Stephen: [lost in Mordo’s eyes] Yes, I do agree with you. I agree with you on all things. Throughout history and until the end of time, forever.

(Mordo is winning at poker.)

Stephen: Damn! This is kinda hot.

Mordo: Well, poker is just math, so I guess it depends on if you consider mathematician Carl Friedrich Gauss hot.

Stephen: Uh… no. I do not.

Mordo: Sorry for having a great arse and correct opinions on everything. As if that’s my fault.

Mordo, staring at the steering wheel: I’m a bottom. I can’t do this.

The Ancient One: For the last time, I don’t know what that means. I’m just trying to teach you how to parallel park.

[Mordo and Wong scolding Stephen]

Mordo: We are not mad, just disappointed.

Wong: No, we are mad.

Mordo: Yes, we are mad. We are livid. But we are going to let this one slide because you are a good man.

Wong: No, we are not. And no, you are not.

Stephen: Now I’m just confused.

Mordo: I am uncomfortable when flirting.

Mordo: I never know when it’s the right time to show my man that I can fit an entire fist in my mouth.

frey-the-they:

: “dumbass” except we’re friends

: “oblivious idiot” except we’re in love

: “you make my life a living hell” except i actually care about you

: wow i feel so loved in this house

Kaecilius: People tell me I have a unique way of lighting up the room.

Mordo: It’s called arson and those people are called witnesses.

The Ancient One, whispering at Stephen: Tell him, “You have beautiful eyes.”

Stephen: That’s good. Okay.

Stephen: [turns to Mordo] I have beautiful eyes.

Mordo: Yes, they’re lovely.

The Ancient One, whispering: Not your eyes! His eyes!

Stephen: Oooohhhh… [turns to Mordo] Your eyes.
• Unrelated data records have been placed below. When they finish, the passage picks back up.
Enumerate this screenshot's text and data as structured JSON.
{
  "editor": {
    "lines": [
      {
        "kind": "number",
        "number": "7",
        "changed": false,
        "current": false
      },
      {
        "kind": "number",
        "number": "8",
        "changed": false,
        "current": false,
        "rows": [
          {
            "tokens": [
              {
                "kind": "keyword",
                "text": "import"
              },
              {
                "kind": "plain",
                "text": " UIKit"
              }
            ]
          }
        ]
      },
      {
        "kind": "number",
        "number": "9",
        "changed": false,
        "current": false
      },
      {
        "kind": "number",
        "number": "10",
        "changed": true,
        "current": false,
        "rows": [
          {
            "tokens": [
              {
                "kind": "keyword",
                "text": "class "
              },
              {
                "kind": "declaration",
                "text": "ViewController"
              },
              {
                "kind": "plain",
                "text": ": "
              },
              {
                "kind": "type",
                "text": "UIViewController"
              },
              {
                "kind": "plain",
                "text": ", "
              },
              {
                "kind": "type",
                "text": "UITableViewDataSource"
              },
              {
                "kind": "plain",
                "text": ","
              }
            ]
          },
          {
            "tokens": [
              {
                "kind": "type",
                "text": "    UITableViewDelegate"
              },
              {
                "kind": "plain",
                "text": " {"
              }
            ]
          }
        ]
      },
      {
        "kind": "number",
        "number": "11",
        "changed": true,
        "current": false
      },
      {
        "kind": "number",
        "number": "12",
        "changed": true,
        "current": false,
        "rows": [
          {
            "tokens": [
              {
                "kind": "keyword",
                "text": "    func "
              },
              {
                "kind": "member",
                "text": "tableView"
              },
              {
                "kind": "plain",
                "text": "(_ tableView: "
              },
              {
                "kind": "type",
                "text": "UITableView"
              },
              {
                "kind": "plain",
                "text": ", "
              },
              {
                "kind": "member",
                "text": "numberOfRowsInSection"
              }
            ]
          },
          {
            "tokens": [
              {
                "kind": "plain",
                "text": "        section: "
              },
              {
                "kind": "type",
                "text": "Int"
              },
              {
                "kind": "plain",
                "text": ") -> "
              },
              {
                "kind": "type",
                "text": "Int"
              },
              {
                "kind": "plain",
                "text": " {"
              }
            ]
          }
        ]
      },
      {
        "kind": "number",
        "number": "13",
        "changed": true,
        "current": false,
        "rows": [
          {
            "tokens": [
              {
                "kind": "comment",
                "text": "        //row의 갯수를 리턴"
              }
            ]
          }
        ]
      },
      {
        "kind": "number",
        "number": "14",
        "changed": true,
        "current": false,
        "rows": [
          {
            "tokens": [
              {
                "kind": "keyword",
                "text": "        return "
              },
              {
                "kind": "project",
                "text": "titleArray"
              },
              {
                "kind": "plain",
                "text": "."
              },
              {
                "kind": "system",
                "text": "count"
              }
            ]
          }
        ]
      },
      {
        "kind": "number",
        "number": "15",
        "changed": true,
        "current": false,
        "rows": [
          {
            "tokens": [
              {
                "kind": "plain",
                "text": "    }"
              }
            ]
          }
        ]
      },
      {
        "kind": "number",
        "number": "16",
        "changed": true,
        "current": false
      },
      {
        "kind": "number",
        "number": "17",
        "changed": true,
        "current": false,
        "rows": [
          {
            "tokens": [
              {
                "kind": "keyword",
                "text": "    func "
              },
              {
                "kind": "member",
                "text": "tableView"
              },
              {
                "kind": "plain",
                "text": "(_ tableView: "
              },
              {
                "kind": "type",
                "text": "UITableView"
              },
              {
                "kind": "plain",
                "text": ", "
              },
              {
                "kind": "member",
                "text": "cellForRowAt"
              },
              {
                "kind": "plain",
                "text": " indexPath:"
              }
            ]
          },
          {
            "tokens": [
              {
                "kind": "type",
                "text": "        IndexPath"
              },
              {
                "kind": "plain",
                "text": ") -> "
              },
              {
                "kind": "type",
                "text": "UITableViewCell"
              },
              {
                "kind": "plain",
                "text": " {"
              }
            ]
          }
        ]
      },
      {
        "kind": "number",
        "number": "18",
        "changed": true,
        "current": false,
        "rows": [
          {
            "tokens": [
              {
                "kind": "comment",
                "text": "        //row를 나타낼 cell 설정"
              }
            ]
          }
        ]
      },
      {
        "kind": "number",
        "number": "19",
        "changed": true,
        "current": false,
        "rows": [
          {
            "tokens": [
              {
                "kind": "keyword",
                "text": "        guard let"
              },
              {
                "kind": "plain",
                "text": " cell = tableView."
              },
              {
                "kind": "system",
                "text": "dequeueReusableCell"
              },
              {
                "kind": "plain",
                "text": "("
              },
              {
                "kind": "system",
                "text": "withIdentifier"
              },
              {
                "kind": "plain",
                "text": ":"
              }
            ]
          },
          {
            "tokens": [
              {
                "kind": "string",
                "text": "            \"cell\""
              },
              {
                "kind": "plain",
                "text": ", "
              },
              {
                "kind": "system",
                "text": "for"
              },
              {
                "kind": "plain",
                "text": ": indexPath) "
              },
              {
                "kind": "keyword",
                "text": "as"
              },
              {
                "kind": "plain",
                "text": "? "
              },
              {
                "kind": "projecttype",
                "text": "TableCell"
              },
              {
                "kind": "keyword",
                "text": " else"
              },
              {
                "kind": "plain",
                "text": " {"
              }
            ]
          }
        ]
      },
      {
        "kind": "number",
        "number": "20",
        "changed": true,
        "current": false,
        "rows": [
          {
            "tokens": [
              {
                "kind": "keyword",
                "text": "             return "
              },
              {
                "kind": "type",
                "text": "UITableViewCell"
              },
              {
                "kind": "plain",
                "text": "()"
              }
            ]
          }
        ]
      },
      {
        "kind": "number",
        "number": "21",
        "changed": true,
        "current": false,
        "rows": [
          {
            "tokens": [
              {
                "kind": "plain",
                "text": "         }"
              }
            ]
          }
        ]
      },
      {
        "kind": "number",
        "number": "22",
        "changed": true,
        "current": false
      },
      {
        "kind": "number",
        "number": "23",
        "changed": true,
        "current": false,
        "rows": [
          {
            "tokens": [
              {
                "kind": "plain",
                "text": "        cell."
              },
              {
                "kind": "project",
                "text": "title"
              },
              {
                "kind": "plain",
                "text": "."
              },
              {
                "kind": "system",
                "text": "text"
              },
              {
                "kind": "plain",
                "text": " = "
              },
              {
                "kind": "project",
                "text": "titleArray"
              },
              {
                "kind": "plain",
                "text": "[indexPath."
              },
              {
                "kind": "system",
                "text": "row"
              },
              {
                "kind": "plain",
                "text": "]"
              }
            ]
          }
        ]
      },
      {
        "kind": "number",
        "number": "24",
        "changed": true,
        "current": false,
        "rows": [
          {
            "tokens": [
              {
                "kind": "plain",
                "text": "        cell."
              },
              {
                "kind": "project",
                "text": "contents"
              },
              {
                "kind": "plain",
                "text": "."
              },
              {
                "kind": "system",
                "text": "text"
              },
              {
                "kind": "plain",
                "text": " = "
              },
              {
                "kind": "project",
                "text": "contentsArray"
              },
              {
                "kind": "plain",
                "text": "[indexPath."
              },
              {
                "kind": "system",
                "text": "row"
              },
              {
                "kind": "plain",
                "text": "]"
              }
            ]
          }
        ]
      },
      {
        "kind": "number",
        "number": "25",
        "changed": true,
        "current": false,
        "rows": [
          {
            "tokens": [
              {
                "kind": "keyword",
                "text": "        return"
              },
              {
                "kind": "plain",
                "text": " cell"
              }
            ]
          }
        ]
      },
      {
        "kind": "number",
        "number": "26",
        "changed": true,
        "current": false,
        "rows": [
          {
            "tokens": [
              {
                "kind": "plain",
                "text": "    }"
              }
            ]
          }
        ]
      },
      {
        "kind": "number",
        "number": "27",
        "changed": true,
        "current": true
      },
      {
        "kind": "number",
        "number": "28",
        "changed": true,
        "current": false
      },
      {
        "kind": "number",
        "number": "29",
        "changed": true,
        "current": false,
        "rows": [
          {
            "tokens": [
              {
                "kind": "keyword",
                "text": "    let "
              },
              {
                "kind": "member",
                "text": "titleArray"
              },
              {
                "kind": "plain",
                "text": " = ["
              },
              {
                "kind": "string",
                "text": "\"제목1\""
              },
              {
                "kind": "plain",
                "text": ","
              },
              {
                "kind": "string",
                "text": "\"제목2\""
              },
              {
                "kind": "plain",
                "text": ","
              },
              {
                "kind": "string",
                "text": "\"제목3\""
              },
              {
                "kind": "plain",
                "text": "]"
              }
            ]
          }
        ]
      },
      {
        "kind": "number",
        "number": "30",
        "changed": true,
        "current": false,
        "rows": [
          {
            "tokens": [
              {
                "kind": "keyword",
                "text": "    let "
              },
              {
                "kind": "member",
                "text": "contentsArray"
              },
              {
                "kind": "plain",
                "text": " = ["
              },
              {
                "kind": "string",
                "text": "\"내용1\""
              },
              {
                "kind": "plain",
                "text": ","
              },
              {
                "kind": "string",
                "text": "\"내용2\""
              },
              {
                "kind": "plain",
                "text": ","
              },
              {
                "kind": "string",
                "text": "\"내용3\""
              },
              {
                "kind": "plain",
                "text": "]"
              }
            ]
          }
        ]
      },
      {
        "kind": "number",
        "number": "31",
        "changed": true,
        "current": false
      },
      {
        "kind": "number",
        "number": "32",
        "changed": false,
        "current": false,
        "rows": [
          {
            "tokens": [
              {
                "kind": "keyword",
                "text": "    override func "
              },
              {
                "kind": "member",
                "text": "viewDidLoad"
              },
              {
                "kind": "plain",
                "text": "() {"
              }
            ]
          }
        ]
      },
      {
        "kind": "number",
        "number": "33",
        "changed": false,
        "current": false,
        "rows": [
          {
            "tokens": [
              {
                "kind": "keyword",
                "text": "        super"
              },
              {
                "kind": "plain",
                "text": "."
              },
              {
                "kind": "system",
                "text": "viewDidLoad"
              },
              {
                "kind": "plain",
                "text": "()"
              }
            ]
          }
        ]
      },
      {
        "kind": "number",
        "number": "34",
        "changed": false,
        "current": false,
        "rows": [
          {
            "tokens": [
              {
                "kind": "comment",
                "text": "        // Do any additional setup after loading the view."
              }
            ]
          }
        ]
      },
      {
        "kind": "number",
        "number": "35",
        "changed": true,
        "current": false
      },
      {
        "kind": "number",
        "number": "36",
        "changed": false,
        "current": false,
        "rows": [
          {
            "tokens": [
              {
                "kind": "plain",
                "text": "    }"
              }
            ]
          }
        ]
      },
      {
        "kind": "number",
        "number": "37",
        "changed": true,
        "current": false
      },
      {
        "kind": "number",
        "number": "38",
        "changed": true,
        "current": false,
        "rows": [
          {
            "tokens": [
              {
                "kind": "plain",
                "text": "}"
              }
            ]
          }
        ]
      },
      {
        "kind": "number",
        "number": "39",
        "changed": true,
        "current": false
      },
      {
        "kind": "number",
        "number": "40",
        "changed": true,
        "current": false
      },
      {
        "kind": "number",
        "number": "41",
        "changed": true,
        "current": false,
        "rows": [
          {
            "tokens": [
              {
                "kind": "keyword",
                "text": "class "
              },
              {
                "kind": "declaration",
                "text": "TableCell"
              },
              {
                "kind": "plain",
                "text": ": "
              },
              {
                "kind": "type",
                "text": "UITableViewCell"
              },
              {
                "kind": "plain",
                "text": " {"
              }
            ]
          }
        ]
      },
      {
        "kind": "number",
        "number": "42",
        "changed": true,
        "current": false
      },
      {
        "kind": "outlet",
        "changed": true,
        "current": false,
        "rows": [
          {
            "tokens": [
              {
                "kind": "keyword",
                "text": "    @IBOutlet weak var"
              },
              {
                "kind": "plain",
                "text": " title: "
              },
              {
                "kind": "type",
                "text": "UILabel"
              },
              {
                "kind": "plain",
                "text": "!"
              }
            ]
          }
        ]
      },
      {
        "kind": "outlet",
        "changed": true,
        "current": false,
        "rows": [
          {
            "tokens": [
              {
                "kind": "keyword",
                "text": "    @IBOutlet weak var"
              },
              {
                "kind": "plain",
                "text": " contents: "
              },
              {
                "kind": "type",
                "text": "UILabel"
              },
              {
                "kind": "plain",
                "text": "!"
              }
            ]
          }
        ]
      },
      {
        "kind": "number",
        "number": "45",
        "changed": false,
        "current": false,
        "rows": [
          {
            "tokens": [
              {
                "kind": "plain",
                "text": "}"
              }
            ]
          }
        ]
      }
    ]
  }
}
Your eyes are beautiful, not mine. Mine are okay, but yours, I bet you can see right through them.

The Ancient One: [throws her hands in the air] Good enough, I guess.

Mordo: Oh, please, when have I ever done anything rash or irresponsible for a man?

Wong: I keep a list. It’s alphabetized.

Mordo: That’s a really small folder.

Wong: This is just the letter A.

Wong: You’ve literally dated every single letter of at least four different alphabets.

Mordo: I feel ill. Do you think you could give me your thoughts as a doctor?

Stephen: Karl Mordo, as a PhD in neuroscience, I diagnose you as too damn beautiful for this world.

Stephen: The cure is going out on a date with me.

Mordo:

Mordo: That’s sweet and of course I will, but I literally have a fever.

Mordo: What’s our evil plan today?

Stephen: We’re gonna sling-ring ourselves to a Starbucks and decide what we want when we get to the fucking cashier.

Wong: After, I’ll send mine back for almond milk.

Stephen: You went too far.

Wong: The multiverse is officially a mess.

Mordo: Does anyone have a plan?

Stephen: I have a plan.

Stephen: What if we all make out?

Stephen: Like, we three could kiss. Each other, I mean. Like… have a threesome and stuff.

Wong:

Mordo:

Stephen: Well, fine! What’s yourplan?

Mordo: The moon is beautiful tonight.

Stephen: [discreetly stealing a glance at Mordo] It really is.

The Ancient One, whispering: Should we tell them that’s a tortilla we threw at the window?

Wong: No, let’s see if they can figure it out.